Devisa hasil ekspor mulai mengalir



JAKARTA. Kebijakan pemulangan devisa hasil ekspor mulai menunjukkan hasil. Bank Indonesia (BI) mencatat, dari total ekspor Januari 2012, 70% hasilnya sudah masuk ke perbankan dalam negeri. Angka tersebut mencerminkan data Pemberitahuan Ekspor Barang (PEB) yang disampaikan eksportir ke perbankan yang kemudian diteruskan ke BI untuk dibukukan sebagai penerimaan devisa.

Direktur Eksekutif Departemen Statistik Ekonomi dan Moneter BI, Hendy Sulistiowaty menjelaskan, pada Januari 2012, bank telah menerima 38.000 laporan transaksi eksportir. Pada bulan-bulan berikutnya jumlah tersebut bertambah, yakni 67.400 laporan pada Februari dan 72.000 laporan pada Maret.

Berdasarkan data Januari, sebanyak 70% hasil ekpsor sudah masuk ke dalam negeri. "Kami ingin jumlah ini terus bertambah," kata dia dalam seminar penerapan aturan devisa hasil ekspor, Rabu (25/4). Gambaran saja, data Badan Pusat Statistik (BPS) menunjukkan, ekspor Indonesia selama Januari 2012 mencapai US$ 15,49 miliar.


Difi Ahmad Johansyah, Juru bicara BI, mengatakan, pencapaian ini terbilang memuaskan. Pasalnya, baru memasuki bulan ketiga setelah aturan efektif, devisa hasil ekspor yang masuk sudah mencapai 70%. Padahal, eksportir mempunyai waktu hingga enam bulan untuk membawa pulang hasil penjualannya ke luar negeri.

Hendy menambahkan, pasokan valas milik eksportir ini bisa memperkuat makro ekonomi dan stabilitas nilai rupiah. Selama ini, rupiah sering terpengaruh karena besarnya permintaan dollar AS ketimbang suplai. "Kita selalu shortage valas karena hasil ekspor tidak selalu masuk. Saat-saat tertentu, BI harus masuk ke pasar supaya eksportir dan importir tidak rugi kurs, hasilnya cadangan devisa Indonesia menurun," jelasnya.

Selain menambah suplai valas, kebijakan ini juga meningkatkan akurasi pencatatan ekspor dan penerimaan hasil ekspor. Jadi, tak ada lagi kesenjangan antara nilai ekspor dan pencatatan uang masuknya. BI pernah mengestimasi, dari total ekspor tahun lalu, sekitar US$ 31 miliar terparkir di luar negeri.

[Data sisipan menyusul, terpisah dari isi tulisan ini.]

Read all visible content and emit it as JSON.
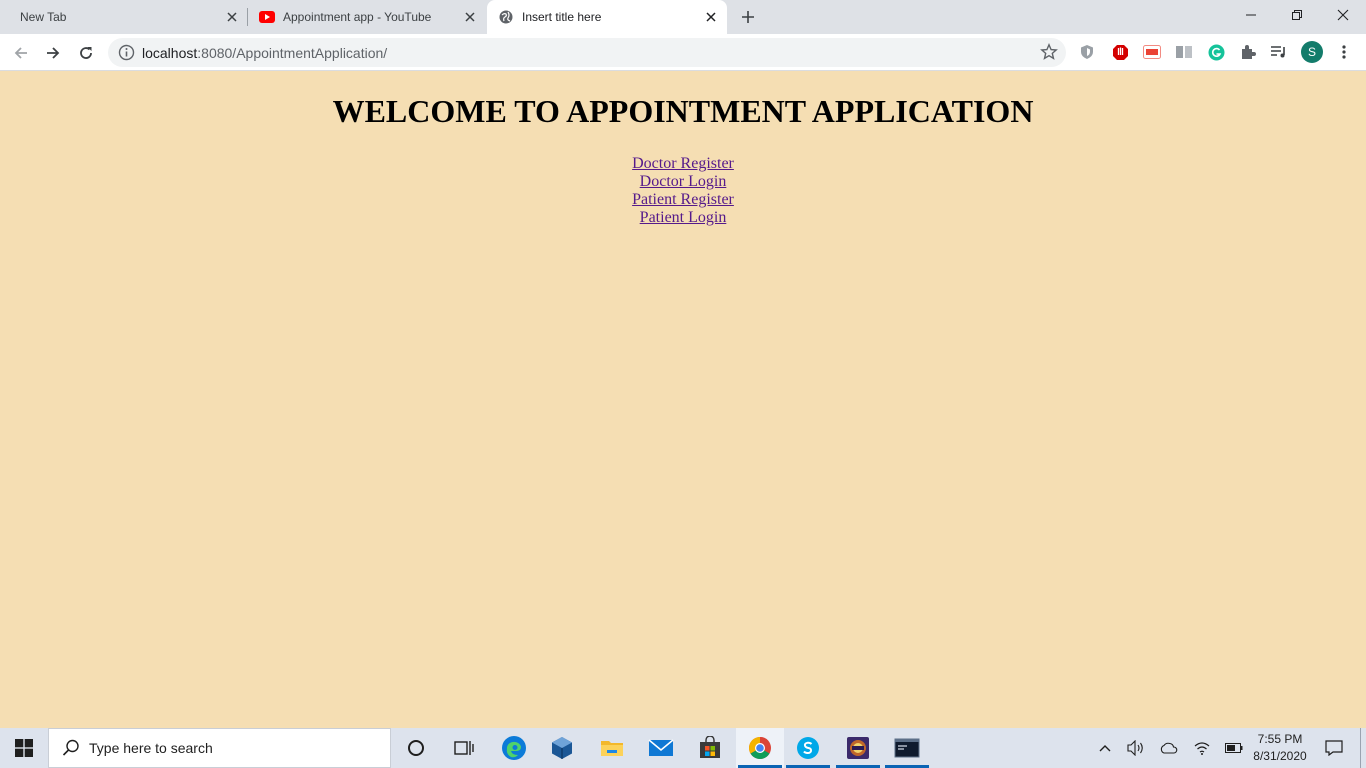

Menurut Hendy, ada sekitar 100 eksportir besar yang memarkir devisa mereka di luar negeri dengan nilai US$ 2 miliar per bulan. Sebanyak 22 di antaranya merupakan perusahaan pertambangan dan migas yang terikat kontrak karya.

Informasi saja, BI merilis Peraturan Bank Indonesia Nomor 13/20/PBI/2011 pada Oktober 2011. Dalam aturan tersebut, bank sentral mewajibkan eksportir memarkir hasil ekspor ke perbankan dalam negeri.

Hasil devisa tahun ini wajib diterima melalui bank dalam negeri paling lama 6 bulan setelah tanggal PEB. Mulai tahun 2013 batas penerimaan devisa dipercepat menjadi tiga bulan setelah PEB. BI memberikan masa transisi hingga akhir tahun 2012 untuk eksportir yang terikat perjanjian dengan bank di luar negeri untuk menjalankan kewajiban memarkir hasil ekspor.

Perbankan domestik mencicipi kenaikan suplai valas dari eksportir. Head of Trade and Supply Chain ANZ Indonesia, Lucy Sucianto mengatakan, pada kuartal I-2012, sudah terjadi peningkatan 2,5 kali transaksi ketimbang kuartal pertama 2011.

Direktur Tresuri Bank Mandiri, Royke Tumiliar mengemukakan hal berbeda. Menurutnya, kebijakan devisa hasil ekspor belum berdampak pada peningkatan transaksi di Mandiri. Menurut dia, masih ada pekerjaan rumah para pemangku kepentingan, seperti melacak eksportir yang tidak menggunakan L/C dalam bertransaksi. “Jumlahnya banyak di Indonesia," ujarnya, tanpa menyebutkan rata-rata transaksi ekspor di Bank Mandiri.

Direktur Korporasi Bank Central Asia (BCA), Dhalia Mansoor Ariotedjo mengungkapkan hal sama. Menurutnya peningkatan transaksi dan pelaporan devisa hasil ekspor ke bank masih belum terlihat. Selain itu, BCA masih mengujicoba sistem. "Kami masih sulit memisahkan valas yang merupakan remitansi atau hasil ekspor," ujarnya.